On 03 April 2007, John Buehler wrote:
>>         Sure it is. It works for speech, why not emotes?
>Because emotes are visual and speech is not.  Typed speech is a crutch
until
>we can get voice working properly.
	Yes, right...
	Let me know how you like playing when everything that is currently
typed comes through your earphones. If you thought /general chat was bad,
wait until you get the automated spam inviting you to buy gold or
level-up services, or people playing music, or people trying to sneak
in subliminal messages. Voice is great when it's just you and your
guildies, most of whom are listening and not saying anything. Make it
freeform, though, and pretty well any open channel will become unusable.
You can't even filter it out, because you don't know who said what
without some kind of a tag, and even if you do know who said it, that
tag has somehow to be clickable-on to add it to your /ignore list.
	Anyway, coming back to your original argument, this may all be
a crutch until we get voice working properly, but we don't yet have
voice working property therefore it's a valid thing to put in a
virtual world.

>If we go back to the "/bow" emote, I assume players would expect
>an animation.
	They would, and they may be disappointed not to get one. However,
which is worse, their being disappointed for not getting one or their
being disappointed for not getting one AND not getting even a textual
recognition of their actions?
	Just yesterday, someone in my WoW guild complained that they
couldn't /gasp in guild chat.

>The assumption that the player base wants better support of emotes is the
>very point of contention here.  /train and /chicken are toys.  Current
>players like toys.  The fact that they are triggered the same way as an
>emote is not supportive of emotes in any way.
	I disagree.

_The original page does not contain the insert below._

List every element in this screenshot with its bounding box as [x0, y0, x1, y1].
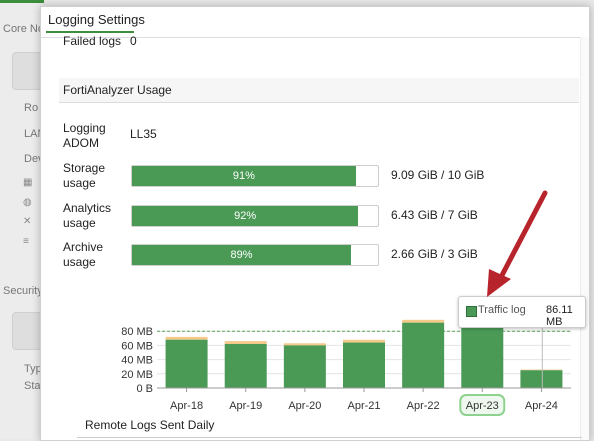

If you give people more toys, they have more to play
with and they can play different games.

>Is /faint animated?  If not, perhaps it is because it is an emote and not a
>toy.
	It's not animated. /bow and /curtsey are animated, though (in WoW).
Does that make them toys?
	Take a look at the list of 186 emotes at
http://www.worldofwarcraft.com/info/basics/emotes.html . Hardly any of those
are animated. Some of them replicate actual commands (/taunt, for example),
which is rather confusing.
	My gripe with them is that they add unwanted context (if I /threaten
someone, I want it to say "You threaten <target>", not "You threaten
<target> with the wrath of doom").

>Richard, I'm gonna let this one go because we just plain disagree.  Feel
>free to reply and finish out this thread with a summary.  I'd say that I'm
>done with it.  I hope that players who would like a strong emote system get
>it.
	Summary: your primary argument against emotes is that it costs money to
animate them; I counter with the observation that you don't have to animate
them; you respond that players will be disappointed if they're not animated;
I reply that they're more disappointed by not having them at all than by
having them and their not being animated.